Doubling mulling spices
Hi gang! I ordered a neat spiced winter ale from morebeer.com and it comes with some great spices, which are described as subtle,not overpowering. However, my buddies and I live in new england and we don't exactly do "subtle" when it comes to our winter brews. In fact, when we get a winter warmer and the spices don't reach out of the glass and punch us in the face, we are underwhelmed and disappointed. So, what I want do is double or possibly even triple (thats right,I said triple!) Those spices. I also plan on adding nutmeg the mix. Here is the kit....
So my question, to the experienced brewers that appreciate a heavy spice bag, is this....
Would doubling or tripling the spices accomplish what I want (a strong spice aroma and flavor without compromising the integrity of the beer), or am I headed for disaster? Also, are regular household spices OK to use? Is there anything I should do to prepare them, such as soaking them in vodka or boiling them? I want a powerfully spiced beer, but more importantly, I want GREAT beer!
I thank you in advance for your help!
I've used spices in many brews and I can say with all certainty that much spice would be like dumping a spice rack in your mouth. If you want it strong I would only increase what comes with the kit by no more than 50% (Maybe 1/4-1/2 tsp each) and add them in the last 10 minutes of the boil.

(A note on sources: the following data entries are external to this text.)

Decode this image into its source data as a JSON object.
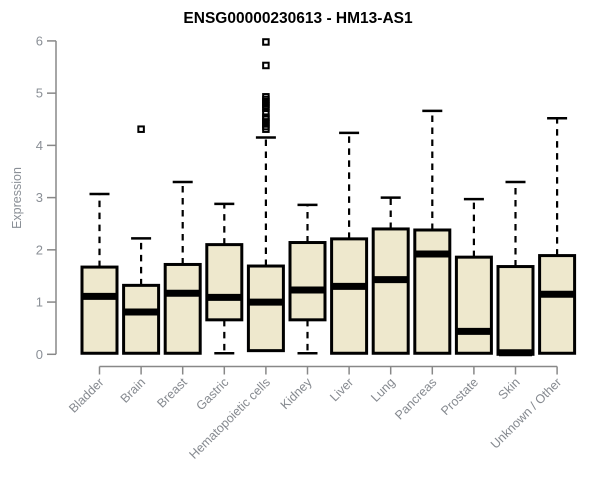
{
  "chart_data": {
    "type": "boxplot",
    "title": "ENSG00000230613 - HM13-AS1",
    "ylabel": "Expression",
    "xlabel": "",
    "ylim": [
      0,
      6
    ],
    "yticks": [
      0,
      1,
      2,
      3,
      4,
      5,
      6
    ],
    "grid": "off",
    "legend": "none",
    "categories": [
      "Bladder",
      "Brain",
      "Breast",
      "Gastric",
      "Hematopoietic cells",
      "Kidney",
      "Liver",
      "Lung",
      "Pancreas",
      "Prostate",
      "Skin",
      "Unknown / Other"
    ],
    "series": [
      {
        "name": "Bladder",
        "whisker_low": 0.02,
        "q1": 0.02,
        "median": 1.11,
        "q3": 1.67,
        "whisker_high": 3.07,
        "outliers": []
      },
      {
        "name": "Brain",
        "whisker_low": 0.02,
        "q1": 0.02,
        "median": 0.81,
        "q3": 1.32,
        "whisker_high": 2.22,
        "outliers": [
          4.31
        ]
      },
      {
        "name": "Breast",
        "whisker_low": 0.02,
        "q1": 0.02,
        "median": 1.17,
        "q3": 1.72,
        "whisker_high": 3.3,
        "outliers": []
      },
      {
        "name": "Gastric",
        "whisker_low": 0.02,
        "q1": 0.66,
        "median": 1.09,
        "q3": 2.1,
        "whisker_high": 2.88,
        "outliers": []
      },
      {
        "name": "Hematopoietic cells",
        "whisker_low": 0.07,
        "q1": 0.07,
        "median": 1.0,
        "q3": 1.69,
        "whisker_high": 4.15,
        "outliers": [
          5.98,
          5.53,
          4.93,
          4.88,
          4.84,
          4.79,
          4.75,
          4.71,
          4.62,
          4.54,
          4.5,
          4.45,
          4.41,
          4.36,
          4.31
        ]
      },
      {
        "name": "Kidney",
        "whisker_low": 0.02,
        "q1": 0.66,
        "median": 1.23,
        "q3": 2.14,
        "whisker_high": 2.86,
        "outliers": []
      },
      {
        "name": "Liver",
        "whisker_low": 0.02,
        "q1": 0.02,
        "median": 1.3,
        "q3": 2.21,
        "whisker_high": 4.24,
        "outliers": []
      },
      {
        "name": "Lung",
        "whisker_low": 0.02,
        "q1": 0.02,
        "median": 1.43,
        "q3": 2.4,
        "whisker_high": 3.0,
        "outliers": []
      },
      {
        "name": "Pancreas",
        "whisker_low": 0.02,
        "q1": 0.02,
        "median": 1.92,
        "q3": 2.38,
        "whisker_high": 4.66,
        "outliers": []
      },
      {
        "name": "Prostate",
        "whisker_low": 0.02,
        "q1": 0.02,
        "median": 0.44,
        "q3": 1.86,
        "whisker_high": 2.97,
        "outliers": []
      },
      {
        "name": "Skin",
        "whisker_low": 0.0,
        "q1": 0.0,
        "median": 0.03,
        "q3": 1.68,
        "whisker_high": 3.3,
        "outliers": []
      },
      {
        "name": "Unknown / Other",
        "whisker_low": 0.02,
        "q1": 0.02,
        "median": 1.15,
        "q3": 1.89,
        "whisker_high": 4.52,
        "outliers": []
      }
    ],
    "colors": {
      "box_fill": "#EEE8CD",
      "box_stroke": "#000000",
      "median": "#000000",
      "whisker": "#000000",
      "outlier": "#000000",
      "axis": "#888888",
      "axis_text": "#8a8f96",
      "title_text": "#000000"
    }
  }
}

If, after fermentation, you think it needs more, you can always "dry-hop" additional spices in the secondary or make an extract by mixing the spices with a bit of vodka on your brew day in a sanitized, sealed jar, leave it during your entire fermentation period, strain it and add it bit by bit to your bottling bucket or keg until you like what you have.
Kitchen spices are perfectly fine to use and much cheaper than what you would get at a LHBS.